Cancer is a disease, and disease didn't come into the world, according to the accounts in Genesis, until after Adams' sin.
Hey Ichneumo,
This is a little beyond your grade school dialogue.
It doesnt matter what the population of a species is.
If there is a mutation and a species starts the process of evolving into another species, the whole process starts over with a population of ONE.
There are only so many reproductive life cycles available in the allotted time frame.
The life tree of any one species is only a single series straight line.
Oh jeezz ... please let me know if you're under eight years old?
I don't want to break the news to you about Santa ...
Maybe you've stopped learning, sir, but I'll never know it all....
Don't ever post me again, cause I have no patience or appreciation for people like you with that sort of ignorant and inconsiderate mentality!
Pssst, Courtney! Kent Hovind isn't a doctor.

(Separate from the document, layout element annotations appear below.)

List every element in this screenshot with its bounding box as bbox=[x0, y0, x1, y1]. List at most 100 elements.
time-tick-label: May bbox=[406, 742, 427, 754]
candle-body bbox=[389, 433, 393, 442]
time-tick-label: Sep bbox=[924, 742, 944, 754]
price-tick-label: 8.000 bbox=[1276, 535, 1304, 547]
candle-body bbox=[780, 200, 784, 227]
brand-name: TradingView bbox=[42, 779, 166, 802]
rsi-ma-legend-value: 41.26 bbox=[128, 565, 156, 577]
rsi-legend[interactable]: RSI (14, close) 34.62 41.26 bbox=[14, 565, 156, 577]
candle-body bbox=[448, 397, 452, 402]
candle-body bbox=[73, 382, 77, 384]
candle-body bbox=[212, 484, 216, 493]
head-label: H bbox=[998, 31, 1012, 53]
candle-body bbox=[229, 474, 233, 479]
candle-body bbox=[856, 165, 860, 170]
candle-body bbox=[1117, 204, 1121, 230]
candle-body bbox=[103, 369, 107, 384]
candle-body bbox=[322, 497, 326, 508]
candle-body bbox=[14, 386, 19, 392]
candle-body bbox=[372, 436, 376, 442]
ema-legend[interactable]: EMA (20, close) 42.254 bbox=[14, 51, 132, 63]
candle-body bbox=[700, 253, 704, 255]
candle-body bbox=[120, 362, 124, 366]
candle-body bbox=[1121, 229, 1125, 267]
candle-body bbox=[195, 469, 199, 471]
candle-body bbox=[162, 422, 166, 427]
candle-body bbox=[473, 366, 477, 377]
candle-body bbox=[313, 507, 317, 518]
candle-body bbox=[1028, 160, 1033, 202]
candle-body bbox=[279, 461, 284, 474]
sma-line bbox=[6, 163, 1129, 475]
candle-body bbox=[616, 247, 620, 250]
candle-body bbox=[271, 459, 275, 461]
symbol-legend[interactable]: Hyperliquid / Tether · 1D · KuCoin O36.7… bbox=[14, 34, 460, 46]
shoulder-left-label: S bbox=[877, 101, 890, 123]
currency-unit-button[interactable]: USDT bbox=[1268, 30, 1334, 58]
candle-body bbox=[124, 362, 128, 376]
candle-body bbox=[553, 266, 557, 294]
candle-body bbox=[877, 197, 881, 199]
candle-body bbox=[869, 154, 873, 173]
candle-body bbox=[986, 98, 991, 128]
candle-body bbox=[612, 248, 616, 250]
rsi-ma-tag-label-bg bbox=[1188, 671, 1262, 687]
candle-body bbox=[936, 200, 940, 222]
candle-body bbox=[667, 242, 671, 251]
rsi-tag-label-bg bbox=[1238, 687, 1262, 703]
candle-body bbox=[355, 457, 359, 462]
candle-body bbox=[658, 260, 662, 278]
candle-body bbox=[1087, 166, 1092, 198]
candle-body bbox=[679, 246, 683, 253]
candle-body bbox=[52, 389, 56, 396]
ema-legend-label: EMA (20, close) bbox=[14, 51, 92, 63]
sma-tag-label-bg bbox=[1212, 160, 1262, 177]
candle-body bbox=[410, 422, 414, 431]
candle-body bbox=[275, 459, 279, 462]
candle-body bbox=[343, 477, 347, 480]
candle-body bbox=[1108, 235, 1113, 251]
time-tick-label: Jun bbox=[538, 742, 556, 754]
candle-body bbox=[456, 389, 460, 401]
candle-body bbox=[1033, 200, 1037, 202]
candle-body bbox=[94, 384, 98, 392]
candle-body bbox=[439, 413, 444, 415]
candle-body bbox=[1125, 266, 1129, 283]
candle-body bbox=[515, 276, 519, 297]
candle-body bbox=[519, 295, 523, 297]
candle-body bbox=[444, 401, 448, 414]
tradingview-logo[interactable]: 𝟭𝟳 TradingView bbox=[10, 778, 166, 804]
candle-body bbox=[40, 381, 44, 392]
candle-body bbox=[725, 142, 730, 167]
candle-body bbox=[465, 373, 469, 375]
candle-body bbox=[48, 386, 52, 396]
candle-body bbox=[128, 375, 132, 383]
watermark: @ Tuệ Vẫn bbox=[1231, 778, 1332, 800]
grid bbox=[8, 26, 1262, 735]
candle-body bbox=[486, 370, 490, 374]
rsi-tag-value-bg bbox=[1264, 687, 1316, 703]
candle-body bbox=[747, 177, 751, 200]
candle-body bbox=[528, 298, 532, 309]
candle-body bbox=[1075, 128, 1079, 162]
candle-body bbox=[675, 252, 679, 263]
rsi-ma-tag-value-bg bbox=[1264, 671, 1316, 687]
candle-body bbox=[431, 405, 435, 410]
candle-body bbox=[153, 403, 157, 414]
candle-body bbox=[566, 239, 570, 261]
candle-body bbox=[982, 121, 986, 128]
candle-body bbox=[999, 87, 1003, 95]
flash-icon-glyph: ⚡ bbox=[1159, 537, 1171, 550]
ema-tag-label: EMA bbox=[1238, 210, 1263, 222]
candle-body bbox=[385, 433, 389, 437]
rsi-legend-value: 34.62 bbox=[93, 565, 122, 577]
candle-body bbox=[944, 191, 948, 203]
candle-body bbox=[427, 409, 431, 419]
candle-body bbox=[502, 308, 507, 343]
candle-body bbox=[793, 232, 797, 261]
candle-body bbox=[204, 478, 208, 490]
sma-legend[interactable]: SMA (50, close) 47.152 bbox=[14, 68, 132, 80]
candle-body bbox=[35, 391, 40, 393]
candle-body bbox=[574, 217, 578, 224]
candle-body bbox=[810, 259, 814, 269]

He's an embarrassing fraud, tax cheat, and scoflaw. It's all on the net (Google is your friend.)
Just sayin...
You'd do well to read Ichneumon's post on this subject again, this time for comprehension. Your hypothesis bespeaks multiple incomprehensions on your part, so many that it seems unlikely that you have made any effort to understand how populations evolve. You think you've got your "gotcha" that somehow 99% of PhD biologists haven't spotted, and you don't want to let go of it. Fine. Here's a hint though; Mendelian genetics has enormously strengthened evolution, not weakened it. In Darwin's time genetics wasn't known and it was a serious potential weakness of the theory that no-one knew why beneficial differences between offspring and parent didn't just dilute through the population as time went on. Genetics explains the lack of dilution.
This is one of the sillier aspects of the creationist mindset; that you/they spot an objection to mainstream science that a 10 year old could understand, and they think therefore that they've found something that invalidates multiple scientific fields of endeavour that hundreds of thousands of people spend their working lives studying. Presumably you think that either (a) all professional biologists are stupid or (b) all professional biologists are knowingly engaged in an atheist conspiracy to destroy Christianity or (c) both (a) and (b). If you are a young-earth-creationist you can extend that to "all scientists are fools or liars or lying fools".
I've called most of the people who he mentions in his videos, the ones that use the oxygenized pressure tanks, and found out most of what he says is true.